Из-за шторы показался мужчина. Пухлый, белый, сонный. С лысиной на голове и седой щетиной на щеках. Линялая зеленая рубашка поло обтягивала солидный пивной живот. Зато штаны были вызовом моде – ярко-красные с белой полоской посредине.
– Я просто смотрю, – сказал я по-испански.
Плечи мужчины поникли.
– Хорошо.
– Мне сказали, тут живет Рикардо Эухенио Эчеверриа. Мужчина чуть нахмурился:
– А что вам от меня надо?
Серьезно? Это он?
– Я… я слышал, вы поэт.
На мгновение повисла тишина. Рикардо уставился на меня с другого конца галереи.
А потом вдруг кинулся вперед. Один, два, три гигантских шага. Он навис надо мной. Я попытался, но Рикардо все наступал на меня, подняв руки.
Вдруг он остановился. Резко, будто налетел на невидимую стену.
– Какого черта тебе надо? – едва слышно прошептал он.
– Я Рик Гутьеррес из Нью-Йорка. Сын Марии Гутьеррес Пены.
Рикардо тяжело шагнул назад, не сводя с меня глаз:
– Мария…
– Вы ее помните?
– Я был поэтом.
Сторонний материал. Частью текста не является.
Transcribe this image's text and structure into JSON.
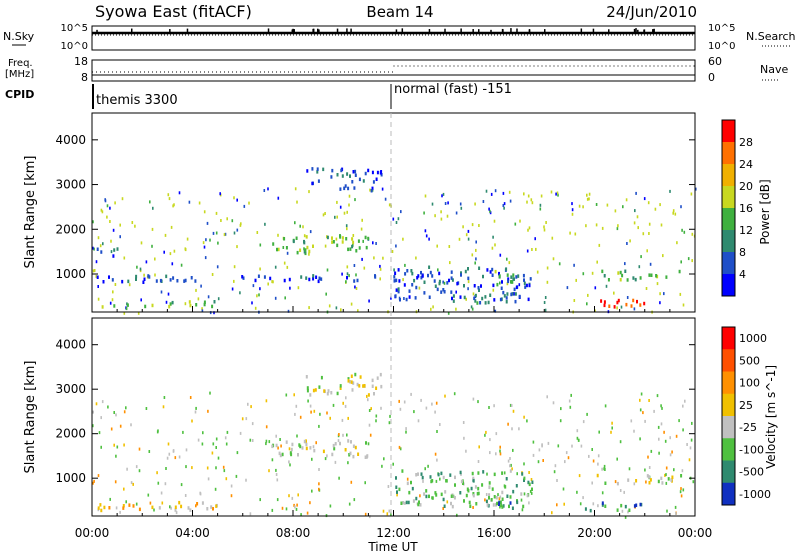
{
  "header": {
    "station": "Syowa East (fitACF)",
    "beam": "Beam 14",
    "date": "24/Jun/2010"
  },
  "top_panels": {
    "nsky_label": "N.Sky",
    "nsky_ticks": [
      "10^5",
      "10^0"
    ],
    "nsearch_label": "N.Search",
    "nsearch_ticks": [
      "10^5",
      "10^0"
    ],
    "freq_label_line1": "Freq.",
    "freq_label_line2": "[MHz]",
    "freq_ticks": [
      "18",
      "8"
    ],
    "nave_label": "Nave",
    "nave_ticks": [
      "60",
      "0"
    ],
    "cpid_label": "CPID",
    "cpid_modes": [
      {
        "label": "themis 3300",
        "start_hour": 0
      },
      {
        "label": "normal (fast) -151",
        "start_hour": 12
      }
    ]
  },
  "chart_data": [
    {
      "type": "heatmap",
      "name": "power-panel",
      "xlabel": "",
      "ylabel": "Slant Range [km]",
      "xlim": [
        0,
        24
      ],
      "ylim": [
        150,
        4600
      ],
      "yticks": [
        "1000",
        "2000",
        "3000",
        "4000"
      ],
      "xticks": [
        "00:00",
        "04:00",
        "08:00",
        "12:00",
        "16:00",
        "20:00",
        "00:00"
      ],
      "colorbar": {
        "label": "Power [dB]",
        "tick_labels": [
          "4",
          "8",
          "12",
          "16",
          "20",
          "24",
          "28"
        ],
        "colors": [
          "#0000ff",
          "#1f4fc8",
          "#2f8a6f",
          "#3fb03f",
          "#c8d820",
          "#f0b000",
          "#ff7000",
          "#ff0000"
        ]
      },
      "regions": [
        {
          "t": [
            0.0,
            5.0
          ],
          "r": [
            300,
            420
          ],
          "level": 3
        },
        {
          "t": [
            0.0,
            1.0
          ],
          "r": [
            1400,
            1600
          ],
          "level": 1
        },
        {
          "t": [
            0.0,
            12.5
          ],
          "r": [
            850,
            1000
          ],
          "level": 1
        },
        {
          "t": [
            7.0,
            11.0
          ],
          "r": [
            1500,
            1900
          ],
          "level": 3
        },
        {
          "t": [
            8.5,
            11.5
          ],
          "r": [
            2900,
            3400
          ],
          "level": 1
        },
        {
          "t": [
            12.0,
            17.5
          ],
          "r": [
            400,
            1200
          ],
          "level": 1
        },
        {
          "t": [
            15.0,
            17.0
          ],
          "r": [
            350,
            600
          ],
          "level": 2
        },
        {
          "t": [
            16.0,
            17.0
          ],
          "r": [
            800,
            1200
          ],
          "level": 3
        },
        {
          "t": [
            19.5,
            22.0
          ],
          "r": [
            300,
            500
          ],
          "level": 7
        },
        {
          "t": [
            20.0,
            23.5
          ],
          "r": [
            900,
            1100
          ],
          "level": 3
        }
      ]
    },
    {
      "type": "heatmap",
      "name": "velocity-panel",
      "xlabel": "Time UT",
      "ylabel": "Slant Range [km]",
      "xlim": [
        0,
        24
      ],
      "ylim": [
        150,
        4600
      ],
      "yticks": [
        "1000",
        "2000",
        "3000",
        "4000"
      ],
      "xticks": [
        "00:00",
        "04:00",
        "08:00",
        "12:00",
        "16:00",
        "20:00",
        "00:00"
      ],
      "colorbar": {
        "label": "Velocity [m s^-1]",
        "tick_labels": [
          "1000",
          "500",
          "100",
          "25",
          "-25",
          "-100",
          "-500",
          "-1000"
        ],
        "colors": [
          "#1030c0",
          "#2f8a6f",
          "#4fc040",
          "#c0c0c0",
          "#f0c000",
          "#ff9000",
          "#ff5000",
          "#ff0000"
        ]
      },
      "regions": [
        {
          "t": [
            0.0,
            5.0
          ],
          "r": [
            300,
            500
          ],
          "level": 4
        },
        {
          "t": [
            7.0,
            11.0
          ],
          "r": [
            1500,
            1900
          ],
          "level": 3
        },
        {
          "t": [
            8.5,
            11.5
          ],
          "r": [
            2900,
            3400
          ],
          "level": 3
        },
        {
          "t": [
            12.0,
            17.5
          ],
          "r": [
            400,
            1200
          ],
          "level": 2
        },
        {
          "t": [
            15.0,
            17.0
          ],
          "r": [
            350,
            600
          ],
          "level": 1
        },
        {
          "t": [
            19.5,
            22.0
          ],
          "r": [
            300,
            500
          ],
          "level": 1
        },
        {
          "t": [
            20.0,
            23.5
          ],
          "r": [
            900,
            1100
          ],
          "level": 3
        }
      ]
    }
  ]
}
Однажды. – Мужчина резко отвернулся. – А теперь я рисую. Машины и всякую всячину. Это намного легче. И дает средства к существованию.
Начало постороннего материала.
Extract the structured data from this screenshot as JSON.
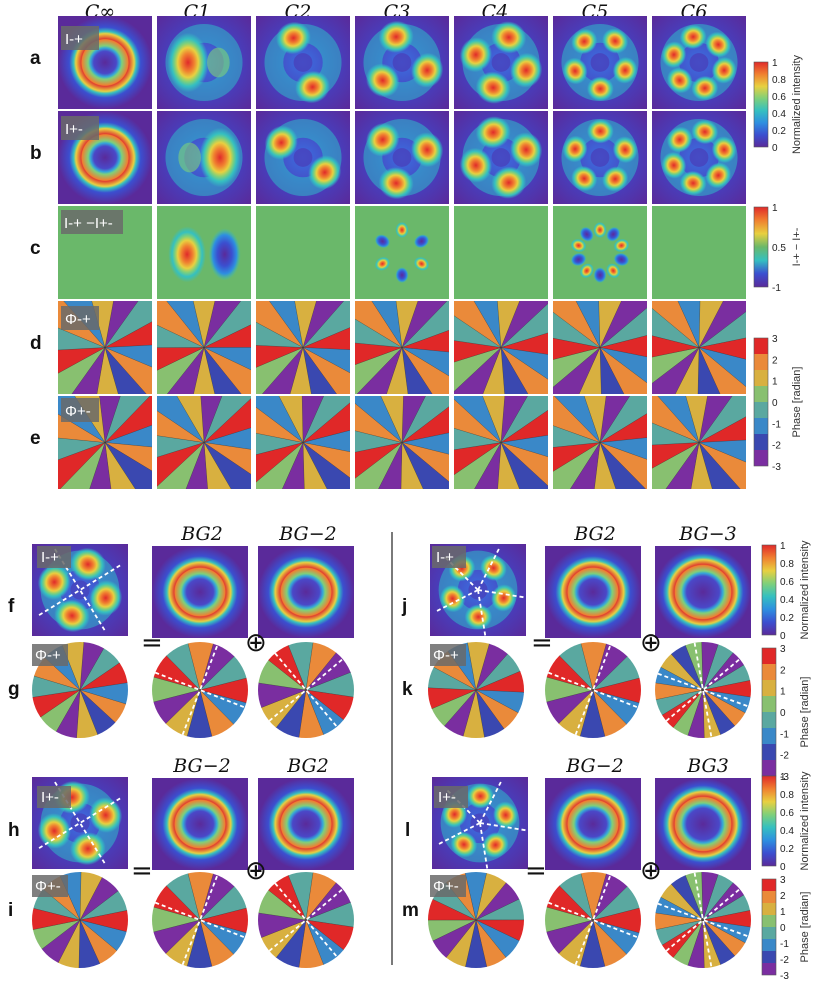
{
  "top_columns": [
    "C∞",
    "C1",
    "C2",
    "C3",
    "C4",
    "C5",
    "C6"
  ],
  "top_orders": [
    0,
    1,
    2,
    3,
    4,
    5,
    6
  ],
  "top_rows": [
    {
      "label": "a",
      "tag": "I-+",
      "kind": "intensity",
      "sign": 1
    },
    {
      "label": "b",
      "tag": "I+-",
      "kind": "intensity",
      "sign": -1
    },
    {
      "label": "c",
      "tag": "I-+ −I+-",
      "kind": "difference",
      "sign": 1
    },
    {
      "label": "d",
      "tag": "Φ-+",
      "kind": "phase",
      "sign": 1
    },
    {
      "label": "e",
      "tag": "Φ+-",
      "kind": "phase",
      "sign": -1
    }
  ],
  "colorbars": {
    "intensity": {
      "title": "Normalized intensity",
      "ticks": [
        "1",
        "0.8",
        "0.6",
        "0.4",
        "0.2",
        "0"
      ]
    },
    "difference": {
      "title": "I-+ − I+-",
      "ticks": [
        "1",
        "0.5",
        "-1"
      ]
    },
    "phase": {
      "title": "Phase [radian]",
      "ticks": [
        "3",
        "2",
        "1",
        "0",
        "-1",
        "-2",
        "-3"
      ]
    }
  },
  "groups": [
    {
      "int_label": "f",
      "phase_label": "g",
      "int_tag": "I-+",
      "phase_tag": "Φ-+",
      "n": 4,
      "titles": [
        "BG2",
        "BG−2"
      ],
      "orders": [
        2,
        -2
      ]
    },
    {
      "int_label": "j",
      "phase_label": "k",
      "int_tag": "I-+",
      "phase_tag": "Φ-+",
      "n": 5,
      "titles": [
        "BG2",
        "BG−3"
      ],
      "orders": [
        2,
        -3
      ]
    },
    {
      "int_label": "h",
      "phase_label": "i",
      "int_tag": "I+-",
      "phase_tag": "Φ+-",
      "n": 4,
      "titles": [
        "BG−2",
        "BG2"
      ],
      "orders": [
        -2,
        2
      ]
    },
    {
      "int_label": "l",
      "phase_label": "m",
      "int_tag": "I+-",
      "phase_tag": "Φ+-",
      "n": 5,
      "titles": [
        "BG−2",
        "BG3"
      ],
      "orders": [
        -2,
        3
      ]
    }
  ],
  "operators": {
    "equals": "=",
    "plus": "⊕"
  },
  "colors": {
    "intensity_map": [
      "#5a2a9a",
      "#3b4fd0",
      "#2e8fe0",
      "#35c0c0",
      "#7fd07a",
      "#e8d040",
      "#f08030",
      "#e02a2a"
    ],
    "phase_levels": [
      "#7a2ea0",
      "#3a48b0",
      "#3a88c8",
      "#5aa8a0",
      "#88c070",
      "#d8b040",
      "#ea8a3a",
      "#e02828"
    ],
    "difference_mid": "#6ab86a",
    "dash": "#ffffff"
  }
}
Рикардо прошел к самой большой картине – изображению молодого Фиделя с огромной сигарой и в зеленой фуражке.
Долгое время он смотрел на полотно.
– Недавно я кое-что сочинил, – наконец сказал Рикардо. – Хочешь почитать?
– Да, пожалуйста.
Меня охватила дрожь. Впервые в жизни я так предвкушал чтение стихов.
Рикардо закрыл ворота галереи. Воцарился полумрак. Рикардо задвинул засов, а потом пошел обратно за занавешенную дверь, словно размытый силуэт в темноте.
– Идем, – позвал он меня.
Мы миновали пыльную мастерскую и вышли на узкое патио под открытым небом. На выцветшей плитке стояли треснутые глиняные горшки с землей. В конце патио вместо двери висела пожелтевшая простыня. Рикардо отбросил ее и вошел в спальню.
В комнате пахло краской, табаком и плесенью. Стены были в желто-коричневых разводах. Потолочные балки потемнели от гнили.